Doug Harris, the Narragansett Tribe’s Preservationist for Ceremonial Landscapes, is more emphatic. “The Europeans acquired land from indigenous people in two ways, by force or by fraud,” he told me. He said the latter strategy involved legal-sounding deeds “that allegedly have tribal people signing off on their land by making their mark” on pieces of paper they couldn’t read.
Moreover, said Harris, his ancestors “had no concept of selling the land. To them, the Earth was their mother, and they had no concept of anyone being able to own their mother.”

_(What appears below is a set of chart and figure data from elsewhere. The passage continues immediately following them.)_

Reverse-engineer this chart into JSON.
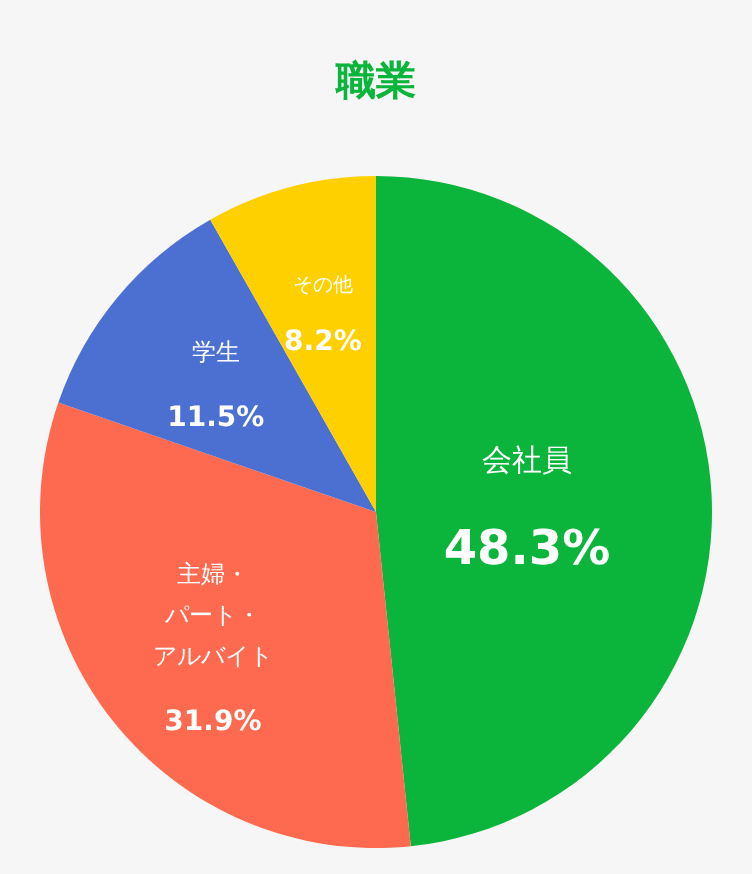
{
  "chart_data": {
    "type": "pie",
    "title": "職業",
    "categories": [
      "会社員",
      "主婦・パート・アルバイト",
      "学生",
      "その他"
    ],
    "values": [
      48.3,
      31.9,
      11.5,
      8.2
    ],
    "colors": [
      "#0bb43b",
      "#fe6a4f",
      "#4c6fd2",
      "#ffd000"
    ],
    "value_labels": [
      "48.3%",
      "31.9%",
      "11.5%",
      "8.2%"
    ]
  }
}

I contacted the Narragansett Tribe’s Historic Preservation Offi- cer, John Brown, who hadn’t seen the “Indian Wars” plaque, but said he was uneasy with the idea of early Narragansetts being mentioned in the same breath as, say, Adolf Hitler. “You’re not talking about enemies here,” he said. “You’re talking about people who were fighting for their homeland.”
As for the plaque itself, Brown isn’t opposed to reminding people of the past. But he objects when it is not properly explained, as he worries might be the case in Jamestown.
“You don’t want to erase history,” he said. “What happened has happened. The problem comes when the mistakes of the past are not corrected in the here and now. It’s a mistake to give people the sense that their former leaders went without a blemish on their record.”
He added, “We’re powerless to change the past, but not what happens now or in the future. You have the opportunity to do the right thing. The question is are you going to do it.”